We consider the Survivable Network Design problem (SNDP) in the single-pass insertion-only streaming model. The input to SNDP is an edge-weighted graph $G = (V, E)$ and an integer connectivity requirement $r(uv)$ for each $u, v \in V$. The objective is to find a min-weight subgraph $H \subseteq G$ s.t., for every $u, v \in V$, $u$ and $v$ are $r(uv)$-edge/vertex-connected. Recent work by [JKMV24] obtained approximation algorithms for edge-connectivity augmentation, and via that, also derived algorithms for edge-connectivity SNDP (EC-SNDP). We consider vertex-connectivity setting (VC-SNDP) and obtain several results for it as well as improved bounds for EC-SNDP. * We provide a general framework for solving connectivity problems in streaming; this is based on a connection to fault-tolerant spanners. For VC-SNDP we provide an $O(tk)$-approximation in $\tilde O(k^{1-1/t}n^{1 + 1/t})$ space, where $k$ is the maximum connectivity requirement, assuming an exact algorithm at the end of the stream. Using a refined LP-based analysis, we provide an $O(\beta t)$-approximation in polynomial time, where $\beta$ is the best polytime approximation w.r.t. the optimal fractional solution to a natural LP relaxation. When applied to EC-SNDP, our framework provides an $O(t)$-approximation in $\tilde O(k^{1-1/t}n^{1 + 1/t})$ space, improving the $O(t \log k)$-approximation of [JKMV24]; this also extends to element-connectivity SNDP. * We consider vertex connectivity-augmentation in the link-arrival model. The input is a $k$-vertex-connected subgraph $G$, and the weighted links $L$ arrive in the stream; the goal is to store the min-weight set of links s.t. $G \cup L$ is $(k+1)$-vertex-connected.
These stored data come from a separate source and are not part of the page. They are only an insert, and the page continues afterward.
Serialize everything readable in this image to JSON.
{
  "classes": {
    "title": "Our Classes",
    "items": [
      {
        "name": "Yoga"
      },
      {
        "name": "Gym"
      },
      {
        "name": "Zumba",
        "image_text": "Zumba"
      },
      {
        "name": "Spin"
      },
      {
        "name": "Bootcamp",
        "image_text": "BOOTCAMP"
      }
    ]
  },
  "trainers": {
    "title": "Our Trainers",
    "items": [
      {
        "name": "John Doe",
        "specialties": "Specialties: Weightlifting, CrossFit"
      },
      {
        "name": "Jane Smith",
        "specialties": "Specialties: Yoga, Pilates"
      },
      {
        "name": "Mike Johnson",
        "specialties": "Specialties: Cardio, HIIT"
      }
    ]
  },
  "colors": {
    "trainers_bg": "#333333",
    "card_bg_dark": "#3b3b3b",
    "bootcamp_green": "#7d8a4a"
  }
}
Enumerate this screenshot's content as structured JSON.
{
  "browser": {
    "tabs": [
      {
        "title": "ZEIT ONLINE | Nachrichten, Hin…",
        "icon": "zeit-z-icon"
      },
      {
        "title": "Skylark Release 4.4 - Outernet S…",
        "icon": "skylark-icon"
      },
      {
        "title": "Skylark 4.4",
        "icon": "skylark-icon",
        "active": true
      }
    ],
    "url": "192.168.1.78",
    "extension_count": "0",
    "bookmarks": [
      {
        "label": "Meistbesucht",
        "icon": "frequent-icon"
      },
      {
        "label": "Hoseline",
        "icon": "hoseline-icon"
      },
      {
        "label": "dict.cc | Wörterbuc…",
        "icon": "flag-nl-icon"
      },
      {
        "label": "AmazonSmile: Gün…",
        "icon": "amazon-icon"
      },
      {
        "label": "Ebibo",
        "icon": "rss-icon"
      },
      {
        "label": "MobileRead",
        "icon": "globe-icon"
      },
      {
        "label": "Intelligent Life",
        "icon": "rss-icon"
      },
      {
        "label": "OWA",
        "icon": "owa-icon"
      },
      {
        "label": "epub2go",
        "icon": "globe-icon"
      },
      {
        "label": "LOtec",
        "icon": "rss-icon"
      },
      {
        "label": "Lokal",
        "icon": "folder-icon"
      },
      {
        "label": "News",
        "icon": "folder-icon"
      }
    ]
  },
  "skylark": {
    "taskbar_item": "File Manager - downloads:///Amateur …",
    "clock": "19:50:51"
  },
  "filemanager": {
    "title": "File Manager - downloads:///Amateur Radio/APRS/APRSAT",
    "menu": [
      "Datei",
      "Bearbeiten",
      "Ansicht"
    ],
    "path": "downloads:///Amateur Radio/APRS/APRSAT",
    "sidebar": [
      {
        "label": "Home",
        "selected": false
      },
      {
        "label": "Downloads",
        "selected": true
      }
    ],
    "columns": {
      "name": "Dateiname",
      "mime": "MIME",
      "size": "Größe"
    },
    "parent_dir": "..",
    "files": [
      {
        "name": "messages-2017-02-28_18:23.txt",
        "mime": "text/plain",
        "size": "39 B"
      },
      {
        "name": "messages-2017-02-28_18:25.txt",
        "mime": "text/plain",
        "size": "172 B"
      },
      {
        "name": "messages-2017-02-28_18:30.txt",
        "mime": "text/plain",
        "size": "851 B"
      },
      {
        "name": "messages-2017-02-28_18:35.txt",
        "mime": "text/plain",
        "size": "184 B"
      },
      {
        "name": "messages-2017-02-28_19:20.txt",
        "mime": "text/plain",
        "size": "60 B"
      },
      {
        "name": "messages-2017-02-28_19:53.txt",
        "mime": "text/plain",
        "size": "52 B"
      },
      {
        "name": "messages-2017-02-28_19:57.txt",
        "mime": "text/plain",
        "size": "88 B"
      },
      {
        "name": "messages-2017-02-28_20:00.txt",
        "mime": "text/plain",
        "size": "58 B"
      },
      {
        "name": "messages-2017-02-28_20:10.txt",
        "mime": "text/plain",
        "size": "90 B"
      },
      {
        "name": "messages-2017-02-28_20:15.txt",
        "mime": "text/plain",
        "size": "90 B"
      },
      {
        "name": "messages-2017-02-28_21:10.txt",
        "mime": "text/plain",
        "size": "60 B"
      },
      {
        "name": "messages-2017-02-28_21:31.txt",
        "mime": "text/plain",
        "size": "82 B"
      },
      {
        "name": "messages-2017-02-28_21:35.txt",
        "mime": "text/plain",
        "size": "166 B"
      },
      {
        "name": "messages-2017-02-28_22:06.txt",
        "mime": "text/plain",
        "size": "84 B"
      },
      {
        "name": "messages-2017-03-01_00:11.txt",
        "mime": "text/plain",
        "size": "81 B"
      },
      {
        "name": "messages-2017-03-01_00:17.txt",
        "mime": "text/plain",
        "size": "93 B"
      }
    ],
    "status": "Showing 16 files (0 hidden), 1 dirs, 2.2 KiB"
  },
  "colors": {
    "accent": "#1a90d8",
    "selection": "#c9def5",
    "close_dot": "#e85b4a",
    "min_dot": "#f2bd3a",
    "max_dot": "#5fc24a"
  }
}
We obtain $O(1)$ approximations in near-linear space for $k = 1, 2$. Our result for $k=2$ is based on SPQR tree, a novel application for this well-known representation of $2$-connected graphs.

翻译：本文在单遍插入式流模型中研究可生存网络设计问题（SNDP）。SNDP的输入是一个边赋权图$G = (V, E)$以及每对顶点$u, v \in V$的整数连通度需求$r(uv)$。目标是找到一个最小权重的子图$H \subseteq G$，使得对于任意$u, v \in V$，$u$和$v$之间具有$r(uv)$-边连通/顶点连通性。[JKMV24]的最新工作通过边连通度增强获得了近似算法，并由此推导出边连通SNDP（EC-SNDP）的算法。我们研究顶点连通场景（VC-SNDP），不仅为此获得多项结果，还改进了EC-SNDP的界。* 我们提出一个解决流式连通性问题的通用框架，该框架基于与容错生成子的关联。对于VC-SNDP，我们在$\tilde O(k^{1-1/t}n^{1 + 1/t})$空间内提供$O(tk)$近似解（假设流结束时采用精确算法），其中$k$为最大连通需求。通过基于线性规划的精细分析，我们在多项式时间内给出$O(\beta t)$近似解，其中$\beta$是针对自然线性规划松弛最优分数解的最佳多项式时间近似比。将该框架应用于EC-SNDP时，我们在$\tilde O(k^{1-1/t}n^{1 + 1/t})$空间内获得$O(t)$近似解，改进了[JKMV24]的$O(t \log k)$近似结果；该框架还可扩展至元素连通SNDP。* 我们在链接到达模型中研究顶点连通度增强问题。输入为$k$-顶点连通子图$G$，加权链接$L$以流式到达；目标是存储最小权重的链接集合，使得$G \cup L$达到$(k+1)$-顶点连通。对于$k = 1, 2$的情况，我们在近线性空间内获得$O(1)$近似解。其中$k=2$的结果基于SPQR树——这是对该经典2-连通图表示方法的新颖应用。